Settlement Services International joins refugee and human rights advocates, football associations and concerned citizens around the world in calling for Thai authorities to immediately release Bahraini refugee Hakeem Ali al-Araibi and allow him to return to Australia.
A former Bahraini national footballer, Mr al-Araibi found refuge and safety in Australia after fleeing torture and persecution in his home country.
Now he is languishing in immigration detention in Thailand and could be deported to certain danger in Bahrain.
SSI CEO Violet Roumeliotis said, “As an organisation responsible for the settlement and inclusion of refugees in Australia, many of whom have experienced torture or trauma, SSI expresses serious concern for the welfare of Mr al-Araibi, an Australian resident.
“This course of action taken by the Thai and Bahrain governments contravenes international human rights law and places Mr al-Araibi, a recognised refugee and torture survivor, at grave risk of imprisonment and torture if forcibly extradited.”
She said torture was an abhorrent practice and instrument of terror that could never be justified.
Torture could have severe and long-lasting health and mental health consequences for the victims and its impact could extend to the survivors’ families, friends and the community as a whole, she said.
“Under no circumstances should Mr al-Araibi be removed to Bahrain or to any other country in which he would be at real risk of serious human rights violations,” Ms Roumeliotis said.
“We express our deepest concerns regarding the continued detention of Mr al-Araibi and urge the Thai government to respect Hakeem’s refugee status and to take steps to facilitate his immediate release so that he can be safely reunited with his wife and rebuild the new life the Australian government has granted him.”
Amnesty International Campaign: Save Hakeem - Tell Thailand to release refugee footballer
Mr al-Araibi fled Bahrain in 2014 after he was convicted in an unfair trial of vandalising a police station, even though he said he was abroad and playing in a televised football match at the time.
He has been detained in Thailand since he arrived in Bangkok for a holiday with his wife on November 27, 2018.
On February 4 Mr al-Araibi appeared in court, denying the Bahrain extradition request and refusing to be sent back.

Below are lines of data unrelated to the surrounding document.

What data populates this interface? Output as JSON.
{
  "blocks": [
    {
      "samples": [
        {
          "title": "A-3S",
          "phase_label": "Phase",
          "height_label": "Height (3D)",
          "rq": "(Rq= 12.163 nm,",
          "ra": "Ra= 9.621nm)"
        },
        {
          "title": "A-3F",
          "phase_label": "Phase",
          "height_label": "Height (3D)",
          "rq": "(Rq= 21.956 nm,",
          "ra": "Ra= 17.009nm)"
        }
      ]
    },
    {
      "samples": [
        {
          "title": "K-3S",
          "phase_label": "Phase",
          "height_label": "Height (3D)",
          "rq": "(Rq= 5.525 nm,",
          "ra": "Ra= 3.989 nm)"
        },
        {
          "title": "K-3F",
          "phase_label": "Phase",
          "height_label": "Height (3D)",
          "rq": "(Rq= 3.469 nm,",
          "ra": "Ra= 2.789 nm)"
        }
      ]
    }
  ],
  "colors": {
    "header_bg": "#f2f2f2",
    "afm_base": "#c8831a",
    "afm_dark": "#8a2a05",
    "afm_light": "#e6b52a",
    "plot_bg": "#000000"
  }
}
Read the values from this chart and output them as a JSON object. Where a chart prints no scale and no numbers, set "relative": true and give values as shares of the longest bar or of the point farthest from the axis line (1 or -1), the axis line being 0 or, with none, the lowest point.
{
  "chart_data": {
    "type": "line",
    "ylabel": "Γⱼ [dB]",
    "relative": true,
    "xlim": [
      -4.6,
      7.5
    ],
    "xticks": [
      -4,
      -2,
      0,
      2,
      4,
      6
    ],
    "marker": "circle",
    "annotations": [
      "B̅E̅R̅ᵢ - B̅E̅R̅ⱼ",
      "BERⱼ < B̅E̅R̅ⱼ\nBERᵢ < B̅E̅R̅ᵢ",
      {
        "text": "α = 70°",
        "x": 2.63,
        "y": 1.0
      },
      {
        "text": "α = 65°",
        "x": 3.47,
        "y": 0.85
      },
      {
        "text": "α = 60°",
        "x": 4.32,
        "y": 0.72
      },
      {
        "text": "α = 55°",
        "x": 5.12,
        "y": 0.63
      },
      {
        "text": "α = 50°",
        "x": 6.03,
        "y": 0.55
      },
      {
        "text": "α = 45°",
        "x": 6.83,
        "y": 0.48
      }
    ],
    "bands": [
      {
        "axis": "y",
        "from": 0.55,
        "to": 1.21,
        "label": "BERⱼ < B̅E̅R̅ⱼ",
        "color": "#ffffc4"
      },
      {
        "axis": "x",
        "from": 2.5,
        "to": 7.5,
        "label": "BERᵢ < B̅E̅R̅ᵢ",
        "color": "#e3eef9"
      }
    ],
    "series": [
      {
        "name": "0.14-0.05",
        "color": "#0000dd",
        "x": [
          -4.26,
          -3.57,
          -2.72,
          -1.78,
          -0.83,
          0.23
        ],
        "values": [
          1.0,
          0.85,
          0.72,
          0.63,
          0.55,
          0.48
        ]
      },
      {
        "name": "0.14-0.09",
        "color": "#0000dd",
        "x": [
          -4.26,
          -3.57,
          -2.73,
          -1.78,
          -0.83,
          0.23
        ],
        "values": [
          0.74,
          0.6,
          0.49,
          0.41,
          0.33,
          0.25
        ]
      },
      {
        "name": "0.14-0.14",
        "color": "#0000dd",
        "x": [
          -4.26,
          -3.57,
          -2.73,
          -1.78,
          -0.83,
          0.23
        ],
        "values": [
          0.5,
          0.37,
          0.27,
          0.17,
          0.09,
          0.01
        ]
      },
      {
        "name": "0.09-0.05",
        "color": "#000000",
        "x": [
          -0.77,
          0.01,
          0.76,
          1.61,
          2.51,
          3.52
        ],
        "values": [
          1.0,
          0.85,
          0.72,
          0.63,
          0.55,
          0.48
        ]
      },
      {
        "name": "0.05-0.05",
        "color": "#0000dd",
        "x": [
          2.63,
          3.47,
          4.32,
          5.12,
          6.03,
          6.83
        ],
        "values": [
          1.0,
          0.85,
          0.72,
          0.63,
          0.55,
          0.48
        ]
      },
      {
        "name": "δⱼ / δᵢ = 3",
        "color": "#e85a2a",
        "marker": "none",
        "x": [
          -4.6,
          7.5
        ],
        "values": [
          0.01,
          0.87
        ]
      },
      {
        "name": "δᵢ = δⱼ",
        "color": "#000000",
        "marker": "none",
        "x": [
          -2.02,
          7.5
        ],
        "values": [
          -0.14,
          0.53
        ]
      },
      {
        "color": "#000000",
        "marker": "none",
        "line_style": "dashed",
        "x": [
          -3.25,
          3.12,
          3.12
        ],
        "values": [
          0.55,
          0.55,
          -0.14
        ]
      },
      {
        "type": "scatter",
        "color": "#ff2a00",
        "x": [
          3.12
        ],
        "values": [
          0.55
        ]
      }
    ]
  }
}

He will be remanded in prison until he appears in court again on April 22.
There are fears that, if extradited, the Australia permanent resident will face the death sentence in his home country.
The Gulf Institute for Democracy and Human Rights said that harsh sentences handed down last month — including death sentences against political detainees and a life sentence against the country’s opposition leader — were a serious indicator of what was waiting for Mr al-Araibi if extradited to Bahrain.
It said there were currently over 4,000 prisoners of conscience in Bahrain. Eleven citizens died as a result of torture in Bahrain’s prisons in 2017.
Mr al-Araibi has already described being tortured in Bahrain before his arrival in Australia. He said after his arrest in November 2012 security forces “blinded me. They held me really tight, and one started to beat my legs really hard, saying, ‘You will not play soccer again. We will destroy your future.’”
Mr al-Araibi’s public comments, in addition to concerns raised by the United Nations Committee Against Torture, lends credibility to Mr al-Araibi’s fear of being subjected to torture once again should he be returned.
In its 2017 report, the committee states it was “concerned that there continue to be numerous and consistent allegations of widespread torture and ill-treatment of persons who are deprived of their liberty in all places of detention”.
The UN committee expressed concern over numerous and consistent allegations of widespread torture in Bahrain and “the climate of impunity which seems to prevail”.